From Gurunet:
stove1 (stôv)
n.

1. An apparatus in which electricity or a fuel is used to furnish heat, as for cooking or warmth.
1. A device that produces heat for specialized, especially industrial, purposes.
1. A kiln.
1. Chiefly British. A hothouse.
[Middle English, heated room, probably from Middle Low German or Middle Dutch, both probably from Vulgar Latin *extûfa, from *extûfâre, to heat with steam. See stew.]

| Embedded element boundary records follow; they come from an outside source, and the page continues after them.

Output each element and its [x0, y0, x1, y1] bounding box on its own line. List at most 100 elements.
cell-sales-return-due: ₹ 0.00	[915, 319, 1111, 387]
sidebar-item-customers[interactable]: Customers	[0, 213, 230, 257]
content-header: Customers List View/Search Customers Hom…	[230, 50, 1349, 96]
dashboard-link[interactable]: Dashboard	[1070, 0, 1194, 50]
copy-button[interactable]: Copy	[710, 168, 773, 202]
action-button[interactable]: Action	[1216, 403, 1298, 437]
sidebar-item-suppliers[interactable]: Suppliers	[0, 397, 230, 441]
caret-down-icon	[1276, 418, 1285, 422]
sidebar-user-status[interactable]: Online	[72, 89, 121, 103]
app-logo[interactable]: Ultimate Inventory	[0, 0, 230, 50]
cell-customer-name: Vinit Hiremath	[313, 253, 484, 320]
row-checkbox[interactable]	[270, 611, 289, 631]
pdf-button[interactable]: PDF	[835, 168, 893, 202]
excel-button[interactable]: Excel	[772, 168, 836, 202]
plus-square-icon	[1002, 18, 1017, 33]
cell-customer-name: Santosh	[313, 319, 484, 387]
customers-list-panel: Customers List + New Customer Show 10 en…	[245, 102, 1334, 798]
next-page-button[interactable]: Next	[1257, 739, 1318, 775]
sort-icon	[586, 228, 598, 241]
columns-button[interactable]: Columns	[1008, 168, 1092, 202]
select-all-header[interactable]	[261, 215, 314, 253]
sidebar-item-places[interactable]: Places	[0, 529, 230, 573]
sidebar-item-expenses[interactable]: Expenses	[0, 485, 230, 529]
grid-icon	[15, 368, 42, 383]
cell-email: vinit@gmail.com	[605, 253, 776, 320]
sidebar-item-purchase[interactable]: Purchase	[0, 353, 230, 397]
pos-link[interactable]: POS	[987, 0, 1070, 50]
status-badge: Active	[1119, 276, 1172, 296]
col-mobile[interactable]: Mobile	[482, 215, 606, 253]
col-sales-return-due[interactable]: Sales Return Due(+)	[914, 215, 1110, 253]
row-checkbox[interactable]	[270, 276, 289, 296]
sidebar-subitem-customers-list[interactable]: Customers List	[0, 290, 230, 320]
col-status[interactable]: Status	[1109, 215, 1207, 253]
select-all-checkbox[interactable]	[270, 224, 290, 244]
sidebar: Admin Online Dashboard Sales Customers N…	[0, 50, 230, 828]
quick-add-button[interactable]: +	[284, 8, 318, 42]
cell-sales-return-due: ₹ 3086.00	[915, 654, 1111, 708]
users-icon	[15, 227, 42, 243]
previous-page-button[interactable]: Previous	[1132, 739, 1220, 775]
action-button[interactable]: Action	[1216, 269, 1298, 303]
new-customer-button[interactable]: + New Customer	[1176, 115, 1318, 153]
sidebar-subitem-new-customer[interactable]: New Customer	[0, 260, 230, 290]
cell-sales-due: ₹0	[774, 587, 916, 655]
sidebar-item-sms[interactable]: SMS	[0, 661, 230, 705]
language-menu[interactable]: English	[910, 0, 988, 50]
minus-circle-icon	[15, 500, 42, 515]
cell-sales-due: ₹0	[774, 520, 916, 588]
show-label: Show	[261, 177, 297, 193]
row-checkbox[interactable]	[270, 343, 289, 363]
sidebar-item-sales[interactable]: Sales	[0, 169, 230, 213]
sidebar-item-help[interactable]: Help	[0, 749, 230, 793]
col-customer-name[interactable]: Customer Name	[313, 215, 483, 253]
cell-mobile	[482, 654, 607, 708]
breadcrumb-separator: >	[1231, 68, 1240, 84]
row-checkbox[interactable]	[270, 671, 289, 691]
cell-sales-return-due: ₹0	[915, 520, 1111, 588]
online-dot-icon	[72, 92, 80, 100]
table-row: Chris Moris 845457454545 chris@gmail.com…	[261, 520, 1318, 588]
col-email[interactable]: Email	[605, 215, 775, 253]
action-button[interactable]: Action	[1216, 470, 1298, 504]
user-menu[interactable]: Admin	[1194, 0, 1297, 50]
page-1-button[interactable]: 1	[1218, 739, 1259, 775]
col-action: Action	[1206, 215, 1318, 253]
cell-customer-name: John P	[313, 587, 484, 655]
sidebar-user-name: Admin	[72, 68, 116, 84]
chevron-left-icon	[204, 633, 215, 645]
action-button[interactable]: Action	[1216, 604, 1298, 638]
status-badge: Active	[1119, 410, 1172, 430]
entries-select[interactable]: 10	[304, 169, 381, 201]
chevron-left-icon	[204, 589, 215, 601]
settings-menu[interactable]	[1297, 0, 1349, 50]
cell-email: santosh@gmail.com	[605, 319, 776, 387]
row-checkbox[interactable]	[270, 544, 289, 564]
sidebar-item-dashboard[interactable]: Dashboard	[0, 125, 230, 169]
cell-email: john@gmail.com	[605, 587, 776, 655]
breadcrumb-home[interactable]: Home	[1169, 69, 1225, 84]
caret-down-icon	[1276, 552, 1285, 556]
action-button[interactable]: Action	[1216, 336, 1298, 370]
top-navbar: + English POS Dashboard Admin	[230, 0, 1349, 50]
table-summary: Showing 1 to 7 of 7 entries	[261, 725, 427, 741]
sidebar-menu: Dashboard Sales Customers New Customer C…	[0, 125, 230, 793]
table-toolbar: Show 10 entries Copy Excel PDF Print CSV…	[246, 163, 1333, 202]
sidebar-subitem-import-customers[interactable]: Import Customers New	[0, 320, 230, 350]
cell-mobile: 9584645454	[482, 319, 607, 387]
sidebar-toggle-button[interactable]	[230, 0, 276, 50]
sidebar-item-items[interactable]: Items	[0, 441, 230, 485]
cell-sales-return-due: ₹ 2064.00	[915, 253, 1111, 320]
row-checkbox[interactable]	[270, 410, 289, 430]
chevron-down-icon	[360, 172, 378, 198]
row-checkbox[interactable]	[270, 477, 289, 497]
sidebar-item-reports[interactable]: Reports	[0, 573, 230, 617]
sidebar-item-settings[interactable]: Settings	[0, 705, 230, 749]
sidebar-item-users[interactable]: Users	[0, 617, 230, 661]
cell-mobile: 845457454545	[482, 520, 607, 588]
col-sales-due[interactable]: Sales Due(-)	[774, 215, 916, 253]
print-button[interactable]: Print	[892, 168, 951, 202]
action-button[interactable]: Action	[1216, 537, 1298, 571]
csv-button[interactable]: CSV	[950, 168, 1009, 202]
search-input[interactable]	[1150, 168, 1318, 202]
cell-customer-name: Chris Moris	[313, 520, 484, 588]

WORD HISTORY The word stove first referred not to a cooking or heating device but to a room for taking a hot-air or steam bath (first recorded in 1456). Around 1545 the word is recorded with reference to another room, such as a bedroom, heated with a furnace. The devices used to heat these rooms came to be called stoves as well, a use first found sometime between 1550 and 1625. Of course, heating devices that we would call stoves had long been in existence, going back to Roman times. However, the stove as the chief cooking device, taking the place of the fireplace, dates only to around the mid-19th century with the widespread use of wood-burning or coal-burning cooking stoves.


Here's something that maybe gives a VERY slight hint: (a) Stove Company, founded in 1912, manufactured cast iron, coal and wood stoves at its inception. Later the company marketed a combination coal and gas range. As gas became an important source of fuel, Premier developed a complete gas range line. A full array of electric ranges was engineered as electric cooking grew in popularity.